Image Classification in Python Using Keras with TensorFlow Backend

Posted by

Python Image Classification using Keras in Tensorflow Backend

Python Image Classification using Keras in Tensorflow Backend

Image classification is a popular task in the field of computer vision. It involves training a model to correctly identify the category of an image from a set of predefined categories. In this article, we will use Python, Keras, and the Tensorflow backend to build an image classification model.

Step 1: Install Keras and Tensorflow

Before we begin, make sure you have Keras and Tensorflow installed. You can install them using the following commands:


pip install keras
pip install tensorflow

Step 2: Preprocess the Data

The first step in building an image classification model is to preprocess the data. This involves loading the images, resizing them to a consistent size, and normalizing the pixel values.

Step 3: Build the Model

Next, we will build the image classification model using Keras. We can use a pre-trained model such as VGG16 or ResNet, or we can build our own model from scratch using convolutional neural networks (CNNs).

Step 4: Train the Model

Once the model is built, we can train it on our dataset using the fit() function in Keras. During training, the model learns to make predictions by adjusting its parameters based on the input data and the true labels.

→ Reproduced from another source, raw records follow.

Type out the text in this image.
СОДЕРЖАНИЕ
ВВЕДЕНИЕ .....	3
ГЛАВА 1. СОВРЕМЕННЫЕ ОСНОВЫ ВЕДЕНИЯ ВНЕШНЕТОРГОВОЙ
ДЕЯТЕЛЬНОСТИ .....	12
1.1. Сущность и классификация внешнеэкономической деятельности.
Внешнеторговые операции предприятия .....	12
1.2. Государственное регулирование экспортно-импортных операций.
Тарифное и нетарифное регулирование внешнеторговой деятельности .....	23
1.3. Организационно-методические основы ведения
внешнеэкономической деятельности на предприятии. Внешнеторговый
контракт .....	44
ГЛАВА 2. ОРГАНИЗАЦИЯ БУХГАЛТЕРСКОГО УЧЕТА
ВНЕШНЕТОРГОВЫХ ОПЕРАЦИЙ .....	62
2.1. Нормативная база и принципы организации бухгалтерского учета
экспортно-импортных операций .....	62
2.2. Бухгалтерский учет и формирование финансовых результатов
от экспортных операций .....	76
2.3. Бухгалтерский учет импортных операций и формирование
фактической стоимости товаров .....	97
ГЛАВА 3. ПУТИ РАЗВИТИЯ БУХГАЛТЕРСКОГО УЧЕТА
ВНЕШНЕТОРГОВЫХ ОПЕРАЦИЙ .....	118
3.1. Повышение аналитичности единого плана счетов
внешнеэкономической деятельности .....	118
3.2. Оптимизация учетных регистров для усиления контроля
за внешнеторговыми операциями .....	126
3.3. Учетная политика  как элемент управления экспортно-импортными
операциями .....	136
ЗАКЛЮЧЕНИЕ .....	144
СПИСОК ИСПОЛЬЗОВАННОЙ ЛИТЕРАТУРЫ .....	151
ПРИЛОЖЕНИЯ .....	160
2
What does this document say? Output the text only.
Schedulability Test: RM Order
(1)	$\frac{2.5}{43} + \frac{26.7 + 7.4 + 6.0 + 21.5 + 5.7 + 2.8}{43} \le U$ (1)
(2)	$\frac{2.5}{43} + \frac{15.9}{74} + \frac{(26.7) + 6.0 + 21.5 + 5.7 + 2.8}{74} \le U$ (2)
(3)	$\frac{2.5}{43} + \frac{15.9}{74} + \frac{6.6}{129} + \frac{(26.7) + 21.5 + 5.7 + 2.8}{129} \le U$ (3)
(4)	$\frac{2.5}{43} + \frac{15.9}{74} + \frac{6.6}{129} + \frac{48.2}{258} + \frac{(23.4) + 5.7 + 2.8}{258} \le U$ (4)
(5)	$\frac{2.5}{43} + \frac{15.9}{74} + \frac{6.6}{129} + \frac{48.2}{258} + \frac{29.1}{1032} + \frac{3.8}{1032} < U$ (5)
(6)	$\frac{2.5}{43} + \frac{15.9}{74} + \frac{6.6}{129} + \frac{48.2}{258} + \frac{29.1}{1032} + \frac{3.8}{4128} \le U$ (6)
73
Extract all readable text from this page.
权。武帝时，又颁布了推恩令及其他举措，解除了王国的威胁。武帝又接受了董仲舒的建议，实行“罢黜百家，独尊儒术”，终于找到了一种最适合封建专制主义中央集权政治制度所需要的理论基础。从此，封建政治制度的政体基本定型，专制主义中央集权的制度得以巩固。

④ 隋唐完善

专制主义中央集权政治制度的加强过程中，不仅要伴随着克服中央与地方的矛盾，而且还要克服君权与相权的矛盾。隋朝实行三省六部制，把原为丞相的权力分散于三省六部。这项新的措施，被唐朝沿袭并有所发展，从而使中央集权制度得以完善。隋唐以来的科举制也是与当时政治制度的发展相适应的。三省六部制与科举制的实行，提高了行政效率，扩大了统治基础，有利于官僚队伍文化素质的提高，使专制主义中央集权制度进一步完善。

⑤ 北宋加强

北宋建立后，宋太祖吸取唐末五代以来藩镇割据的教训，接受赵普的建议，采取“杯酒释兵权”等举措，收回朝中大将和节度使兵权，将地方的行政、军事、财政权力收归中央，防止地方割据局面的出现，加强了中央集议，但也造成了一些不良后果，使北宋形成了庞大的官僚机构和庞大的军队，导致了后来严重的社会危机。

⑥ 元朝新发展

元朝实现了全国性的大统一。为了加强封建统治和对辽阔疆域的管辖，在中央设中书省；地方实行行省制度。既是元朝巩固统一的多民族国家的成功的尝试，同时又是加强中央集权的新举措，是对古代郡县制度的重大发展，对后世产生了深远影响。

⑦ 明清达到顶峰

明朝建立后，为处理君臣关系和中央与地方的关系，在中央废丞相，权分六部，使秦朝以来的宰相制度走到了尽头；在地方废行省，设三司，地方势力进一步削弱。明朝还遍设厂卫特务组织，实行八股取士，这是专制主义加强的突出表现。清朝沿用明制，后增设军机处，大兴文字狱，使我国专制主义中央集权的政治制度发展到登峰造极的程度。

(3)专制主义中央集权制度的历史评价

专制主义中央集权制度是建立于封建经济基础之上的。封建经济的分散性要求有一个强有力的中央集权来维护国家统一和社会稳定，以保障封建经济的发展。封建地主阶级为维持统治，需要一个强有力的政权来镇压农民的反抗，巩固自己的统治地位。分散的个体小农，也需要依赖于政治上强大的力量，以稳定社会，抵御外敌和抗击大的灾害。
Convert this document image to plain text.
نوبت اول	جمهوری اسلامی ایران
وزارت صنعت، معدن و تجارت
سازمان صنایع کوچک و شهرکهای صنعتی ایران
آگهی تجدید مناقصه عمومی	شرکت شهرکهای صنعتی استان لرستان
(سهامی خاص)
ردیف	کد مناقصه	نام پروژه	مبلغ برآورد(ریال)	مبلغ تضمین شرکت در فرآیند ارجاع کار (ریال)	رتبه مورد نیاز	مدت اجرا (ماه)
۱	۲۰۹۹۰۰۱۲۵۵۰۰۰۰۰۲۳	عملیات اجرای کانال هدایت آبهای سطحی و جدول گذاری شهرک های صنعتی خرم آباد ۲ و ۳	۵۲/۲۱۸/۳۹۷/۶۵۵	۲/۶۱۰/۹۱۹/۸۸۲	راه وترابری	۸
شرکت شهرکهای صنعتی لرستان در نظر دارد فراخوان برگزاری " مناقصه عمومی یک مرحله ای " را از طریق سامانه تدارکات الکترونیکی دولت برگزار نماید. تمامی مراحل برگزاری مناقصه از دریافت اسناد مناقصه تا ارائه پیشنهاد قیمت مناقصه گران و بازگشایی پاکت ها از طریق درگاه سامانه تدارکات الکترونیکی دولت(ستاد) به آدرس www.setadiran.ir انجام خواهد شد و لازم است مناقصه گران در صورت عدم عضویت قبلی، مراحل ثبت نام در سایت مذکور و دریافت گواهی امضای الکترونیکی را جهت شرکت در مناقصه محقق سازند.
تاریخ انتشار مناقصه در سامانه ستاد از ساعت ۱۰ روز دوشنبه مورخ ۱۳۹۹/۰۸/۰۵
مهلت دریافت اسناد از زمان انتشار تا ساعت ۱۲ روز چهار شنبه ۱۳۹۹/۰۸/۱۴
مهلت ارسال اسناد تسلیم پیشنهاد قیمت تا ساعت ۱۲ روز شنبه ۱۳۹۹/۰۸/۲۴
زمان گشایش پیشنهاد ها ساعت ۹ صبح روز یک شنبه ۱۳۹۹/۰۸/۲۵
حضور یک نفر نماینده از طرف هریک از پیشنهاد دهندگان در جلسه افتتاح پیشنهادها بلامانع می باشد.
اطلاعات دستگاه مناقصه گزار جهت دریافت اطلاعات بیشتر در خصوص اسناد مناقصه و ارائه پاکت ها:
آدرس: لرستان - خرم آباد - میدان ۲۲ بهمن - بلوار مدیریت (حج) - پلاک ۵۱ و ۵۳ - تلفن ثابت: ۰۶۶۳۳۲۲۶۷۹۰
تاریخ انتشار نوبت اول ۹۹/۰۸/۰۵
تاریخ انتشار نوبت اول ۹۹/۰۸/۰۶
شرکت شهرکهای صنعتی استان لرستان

Step 5: Evaluate the Model

After training, we can evaluate the performance of the model using the test dataset. We can measure the accuracy, precision, recall, and other metrics to assess how well the model is performing.

Step 6: Make Predictions

Finally, we can use the trained model to make predictions on new, unseen images. We can use the predict() function in Keras to get the model’s predictions for a set of images.

Conclusion

In this article, we have demonstrated how to build an image classification model using Python, Keras, and the Tensorflow backend. By following these steps, you can create and train your own image classification models for a variety of applications.